At the White House, Mr. Biden’s climate team is now assembling a suite of smaller and less muscular tools to fight global warming, which experts say could still reduce the nation’s carbon footprint — although not by enough to meet Mr. Biden’s pledge to cut the country’s greenhouse gas emissions by about half by the end of this decade.
In the coming months, the E.P.A. still plans to issue tougher regulations to control methane, a potent greenhouse gas that leaks from oil and gas wells, along with a more modest rule to cut emissions from utilities.
And while many economists have long pushed for governments to tax fossil fuels to reduce emissions, Mr. Biden and his advisers have said repeatedly that they want to reduce, not raise, gasoline prices. The president is mindful of gasoline’s impact on household budgets and the political toll that high gas prices have exacted on his presidency.
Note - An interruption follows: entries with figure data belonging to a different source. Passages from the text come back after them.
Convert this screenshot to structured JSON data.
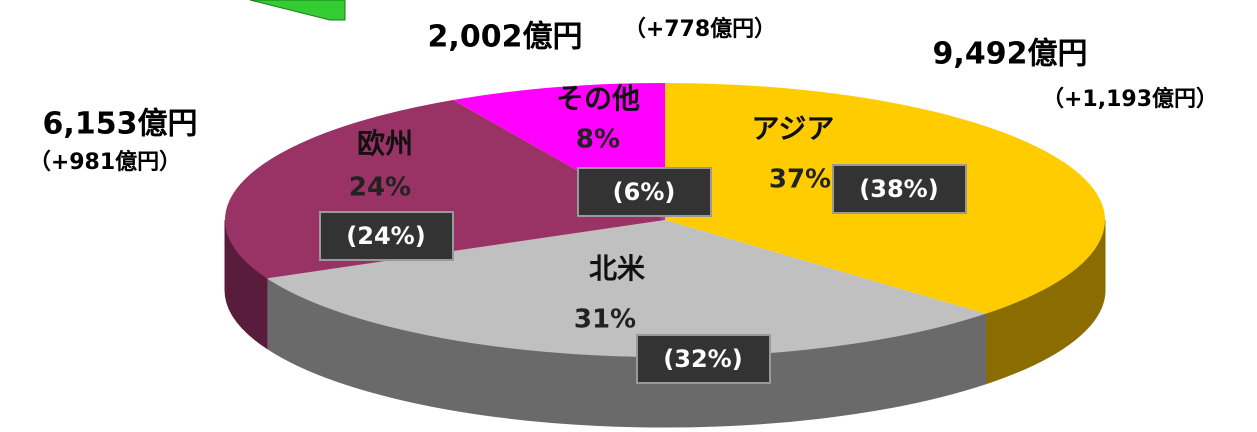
{
  "chart_data": {
    "type": "pie3d",
    "categories": [
      "アジア",
      "北米",
      "欧州",
      "その他"
    ],
    "values": [
      37,
      31,
      24,
      8
    ],
    "value_labels": [
      "37%",
      "31%",
      "24%",
      "8%"
    ],
    "previous_value_labels": [
      "(38%)",
      "(32%)",
      "(24%)",
      "(6%)"
    ],
    "amount_labels": [
      "9,492億円",
      null,
      "6,153億円",
      "2,002億円"
    ],
    "change_labels": [
      "（+1,193億円）",
      null,
      "（+981億円）",
      "（+778億円）"
    ],
    "colors": [
      "#ffcc00",
      "#c0c0c0",
      "#993366",
      "#ff00ff"
    ],
    "side_colors": [
      "#8a6c00",
      "#6a6a6a",
      "#5a1c3c",
      "#990099"
    ]
  }
}
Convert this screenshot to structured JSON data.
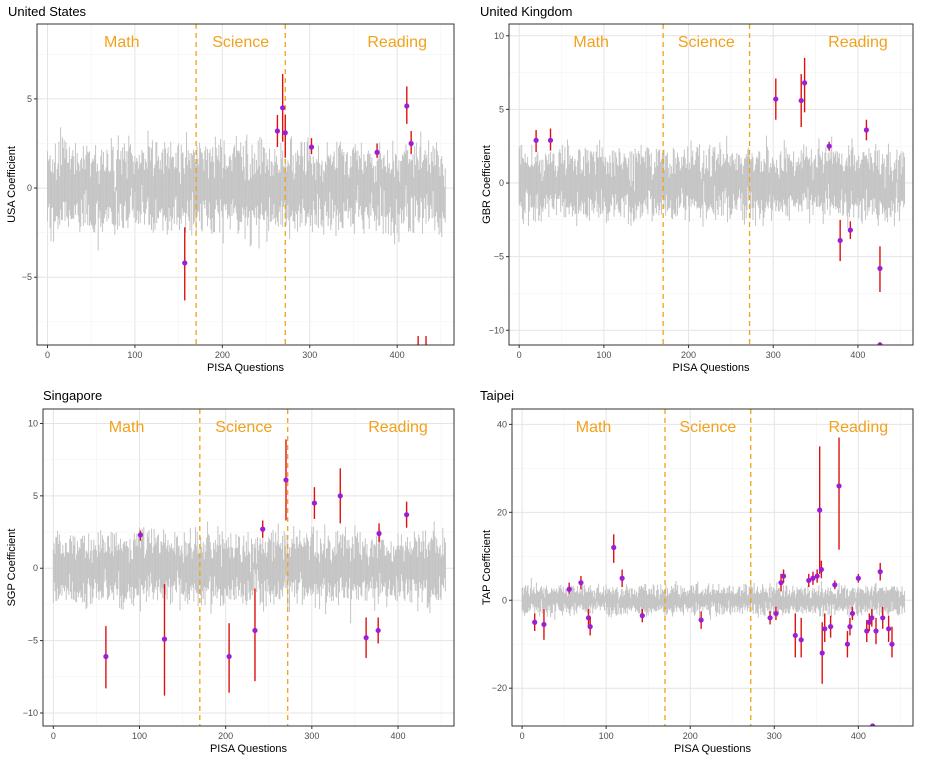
{
  "chart_data": [
    {
      "type": "scatter",
      "title": "United States",
      "xlabel": "PISA Questions",
      "ylabel": "USA Coefficient",
      "xlim": [
        -12,
        465
      ],
      "ylim": [
        -8.8,
        9.2
      ],
      "xticks": [
        0,
        100,
        200,
        300,
        400
      ],
      "yticks": [
        -5,
        0,
        5
      ],
      "grid": true,
      "vlines": [
        170,
        272
      ],
      "region_labels": [
        {
          "text": "Math",
          "x": 85
        },
        {
          "text": "Science",
          "x": 221
        },
        {
          "text": "Reading",
          "x": 400
        }
      ],
      "significant": [
        {
          "x": 157,
          "y": -4.2,
          "lo": -6.3,
          "hi": -2.2
        },
        {
          "x": 263,
          "y": 3.2,
          "lo": 2.3,
          "hi": 4.1
        },
        {
          "x": 269,
          "y": 4.5,
          "lo": 2.6,
          "hi": 6.4
        },
        {
          "x": 272,
          "y": 3.1,
          "lo": 1.7,
          "hi": 4.1
        },
        {
          "x": 302,
          "y": 2.3,
          "lo": 1.9,
          "hi": 2.8
        },
        {
          "x": 377,
          "y": 2.0,
          "lo": 1.7,
          "hi": 2.5
        },
        {
          "x": 411,
          "y": 4.6,
          "lo": 3.6,
          "hi": 5.7
        },
        {
          "x": 416,
          "y": 2.5,
          "lo": 1.9,
          "hi": 3.2
        },
        {
          "x": 424,
          "y": -8.9,
          "lo": -9.6,
          "hi": -8.3
        },
        {
          "x": 433,
          "y": -8.9,
          "lo": -9.6,
          "hi": -8.3
        }
      ]
    },
    {
      "type": "scatter",
      "title": "United Kingdom",
      "xlabel": "PISA Questions",
      "ylabel": "GBR Coefficient",
      "xlim": [
        -12,
        465
      ],
      "ylim": [
        -11.0,
        10.8
      ],
      "xticks": [
        0,
        100,
        200,
        300,
        400
      ],
      "yticks": [
        -10,
        -5,
        0,
        5,
        10
      ],
      "grid": true,
      "vlines": [
        170,
        272
      ],
      "region_labels": [
        {
          "text": "Math",
          "x": 85
        },
        {
          "text": "Science",
          "x": 221
        },
        {
          "text": "Reading",
          "x": 400
        }
      ],
      "significant": [
        {
          "x": 20,
          "y": 2.9,
          "lo": 2.1,
          "hi": 3.6
        },
        {
          "x": 37,
          "y": 2.9,
          "lo": 2.2,
          "hi": 3.7
        },
        {
          "x": 303,
          "y": 5.7,
          "lo": 4.3,
          "hi": 7.1
        },
        {
          "x": 333,
          "y": 5.6,
          "lo": 3.8,
          "hi": 7.4
        },
        {
          "x": 337,
          "y": 6.8,
          "lo": 4.8,
          "hi": 8.5
        },
        {
          "x": 366,
          "y": 2.5,
          "lo": 2.2,
          "hi": 2.8
        },
        {
          "x": 379,
          "y": -3.9,
          "lo": -5.3,
          "hi": -2.5
        },
        {
          "x": 391,
          "y": -3.2,
          "lo": -3.8,
          "hi": -2.6
        },
        {
          "x": 410,
          "y": 3.6,
          "lo": 2.9,
          "hi": 4.3
        },
        {
          "x": 426,
          "y": -5.8,
          "lo": -7.4,
          "hi": -4.3
        },
        {
          "x": 426,
          "y": -11.0,
          "lo": -11.2,
          "hi": -10.8
        }
      ]
    },
    {
      "type": "scatter",
      "title": "Singapore",
      "xlabel": "PISA Questions",
      "ylabel": "SGP Coefficient",
      "xlim": [
        -12,
        465
      ],
      "ylim": [
        -10.9,
        11.0
      ],
      "xticks": [
        0,
        100,
        200,
        300,
        400
      ],
      "yticks": [
        -10,
        -5,
        0,
        5,
        10
      ],
      "grid": true,
      "vlines": [
        170,
        272
      ],
      "region_labels": [
        {
          "text": "Math",
          "x": 85
        },
        {
          "text": "Science",
          "x": 221
        },
        {
          "text": "Reading",
          "x": 400
        }
      ],
      "significant": [
        {
          "x": 61,
          "y": -6.1,
          "lo": -8.3,
          "hi": -4.0
        },
        {
          "x": 101,
          "y": 2.3,
          "lo": 1.9,
          "hi": 2.6
        },
        {
          "x": 129,
          "y": -4.9,
          "lo": -8.8,
          "hi": -1.1
        },
        {
          "x": 204,
          "y": -6.1,
          "lo": -8.6,
          "hi": -3.8
        },
        {
          "x": 234,
          "y": -4.3,
          "lo": -7.8,
          "hi": -1.4
        },
        {
          "x": 243,
          "y": 2.7,
          "lo": 2.1,
          "hi": 3.3
        },
        {
          "x": 270,
          "y": 6.1,
          "lo": 3.3,
          "hi": 8.9
        },
        {
          "x": 303,
          "y": 4.5,
          "lo": 3.4,
          "hi": 5.6
        },
        {
          "x": 333,
          "y": 5.0,
          "lo": 3.1,
          "hi": 6.9
        },
        {
          "x": 363,
          "y": -4.8,
          "lo": -6.2,
          "hi": -3.4
        },
        {
          "x": 377,
          "y": -4.3,
          "lo": -5.2,
          "hi": -3.4
        },
        {
          "x": 378,
          "y": 2.4,
          "lo": 1.8,
          "hi": 3.1
        },
        {
          "x": 410,
          "y": 3.7,
          "lo": 2.8,
          "hi": 4.6
        }
      ]
    },
    {
      "type": "scatter",
      "title": "Taipei",
      "xlabel": "PISA Questions",
      "ylabel": "TAP Coefficient",
      "xlim": [
        -12,
        465
      ],
      "ylim": [
        -28.6,
        43.5
      ],
      "xticks": [
        0,
        100,
        200,
        300,
        400
      ],
      "yticks": [
        -20,
        0,
        20,
        40
      ],
      "grid": true,
      "vlines": [
        170,
        272
      ],
      "region_labels": [
        {
          "text": "Math",
          "x": 85
        },
        {
          "text": "Science",
          "x": 221
        },
        {
          "text": "Reading",
          "x": 400
        }
      ],
      "significant": [
        {
          "x": 15,
          "y": -5,
          "lo": -7,
          "hi": -3
        },
        {
          "x": 26,
          "y": -5.5,
          "lo": -9,
          "hi": -2
        },
        {
          "x": 56,
          "y": 2.5,
          "lo": 1.5,
          "hi": 4
        },
        {
          "x": 70,
          "y": 4,
          "lo": 2.5,
          "hi": 5.5
        },
        {
          "x": 79,
          "y": -4,
          "lo": -6,
          "hi": -2
        },
        {
          "x": 81,
          "y": -6,
          "lo": -8,
          "hi": -4
        },
        {
          "x": 109,
          "y": 12,
          "lo": 8.5,
          "hi": 15
        },
        {
          "x": 119,
          "y": 5,
          "lo": 3,
          "hi": 7
        },
        {
          "x": 143,
          "y": -3.5,
          "lo": -5,
          "hi": -2
        },
        {
          "x": 213,
          "y": -4.5,
          "lo": -6.5,
          "hi": -2.5
        },
        {
          "x": 295,
          "y": -4,
          "lo": -5.5,
          "hi": -2.5
        },
        {
          "x": 302,
          "y": -3,
          "lo": -4.5,
          "hi": -1.5
        },
        {
          "x": 308,
          "y": 4,
          "lo": 2,
          "hi": 6
        },
        {
          "x": 311,
          "y": 5.5,
          "lo": 4,
          "hi": 7
        },
        {
          "x": 325,
          "y": -8,
          "lo": -13,
          "hi": -3
        },
        {
          "x": 332,
          "y": -9,
          "lo": -13,
          "hi": -4
        },
        {
          "x": 341,
          "y": 4.5,
          "lo": 3,
          "hi": 6
        },
        {
          "x": 346,
          "y": 5,
          "lo": 3.5,
          "hi": 6.5
        },
        {
          "x": 351,
          "y": 5.5,
          "lo": 4,
          "hi": 7
        },
        {
          "x": 354,
          "y": 20.5,
          "lo": 6,
          "hi": 35
        },
        {
          "x": 356,
          "y": 7,
          "lo": 5,
          "hi": 9
        },
        {
          "x": 357,
          "y": -12,
          "lo": -19,
          "hi": -5
        },
        {
          "x": 360,
          "y": -6.5,
          "lo": -9.5,
          "hi": -3
        },
        {
          "x": 367,
          "y": -6,
          "lo": -8.5,
          "hi": -3.5
        },
        {
          "x": 372,
          "y": 3.5,
          "lo": 2.5,
          "hi": 4.5
        },
        {
          "x": 377,
          "y": 26,
          "lo": 11.5,
          "hi": 37
        },
        {
          "x": 387,
          "y": -10,
          "lo": -13,
          "hi": -7
        },
        {
          "x": 390,
          "y": -6,
          "lo": -8,
          "hi": -4
        },
        {
          "x": 393,
          "y": -3,
          "lo": -4.5,
          "hi": -1.5
        },
        {
          "x": 400,
          "y": 5,
          "lo": 4,
          "hi": 6
        },
        {
          "x": 410,
          "y": -7,
          "lo": -9.5,
          "hi": -4.5
        },
        {
          "x": 413,
          "y": -5,
          "lo": -7,
          "hi": -3
        },
        {
          "x": 416,
          "y": -4,
          "lo": -6,
          "hi": -2
        },
        {
          "x": 417,
          "y": -28.6,
          "lo": -28.6,
          "hi": -28.6
        },
        {
          "x": 421,
          "y": -7,
          "lo": -10,
          "hi": -4
        },
        {
          "x": 426,
          "y": 6.5,
          "lo": 4.5,
          "hi": 8.5
        },
        {
          "x": 429,
          "y": -4,
          "lo": -6.5,
          "hi": -1.5
        },
        {
          "x": 436,
          "y": -6.5,
          "lo": -9.5,
          "hi": -3.5
        },
        {
          "x": 440,
          "y": -10,
          "lo": -13,
          "hi": -6
        }
      ]
    }
  ],
  "colors": {
    "noise": "#c4c4c4",
    "errorbar": "#e01010",
    "point": "#9b1fd6",
    "divider": "#f2a11b",
    "region_label": "#f2a11b",
    "grid_major": "#e4e4e4",
    "grid_minor": "#f3f3f3",
    "panel_border": "#333333"
  }
}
Mr. Biden acknowledged the contradictions of that position last fall, when gasoline prices were rising but were still $1.50 a gallon cheaper on average in the United States than they are today.
“On the surface,” he told reporters at a news conference following a Group of 20 summit meeting in Rome, “it seems like an irony, but the truth of the matter is — you’ve all known, everyone knows — that the idea we’re going to be able to move to renewable energy overnight and not have — from this moment on, not use oil or not use gas or not use hydrogen is just not rational.”
The collapse of climate legislation comes as Mr. Biden’s top environmental advisers are said to be headed for the exits. Mr. Biden had assembled what many called a dream team of experts including Gina McCarthy, who had served as the head of the Environmental Protection Agency under President Barack Obama, to lead a White House office of climate policy.
Ms. McCarthy has indicated she intends to step down from her position this year, but had hoped to do so on a high note after the passage of climate legislation, aides have said.
Mr. Biden’s top international envoy, John Kerry, who served as secretary of state in the Obama administration, is expected to leave after the next round of United Nations climate negotiations, which will be in November in Egypt.
With little to show from the United States, however, Mr. Kerry will struggle to push other countries to cut their climate pollution, experts said. Doing so is critical to keeping the rise in average global temperatures to 1.5 degrees Celsius, compared with preindustrial levels. That is the threshold beyond which the likelihood of catastrophic droughts, floods, fires and heat waves increases significantly. The Earth has already warmed by an average of about 1.1 degrees Celsius, or about 2 degrees Fahrenheit.
As the world’s biggest emitter of greenhouse gases historically, the United States occupies a singular role in the fight to mitigate global warming. President Donald J. Trump abdicated that role, but when Mr. Biden was elected he declared that America was “back” and would lead nations in tamping down the pollution that is dangerously heating the planet.
Now, the United States “will find it very hard to lead the world if we can’t even take the first steps here at home,” said Nat Keohane, the president of the Center for Climate and Energy Solutions, an environmental group. “The honeymoon is over.”
Emily Cochrane contributed reporting.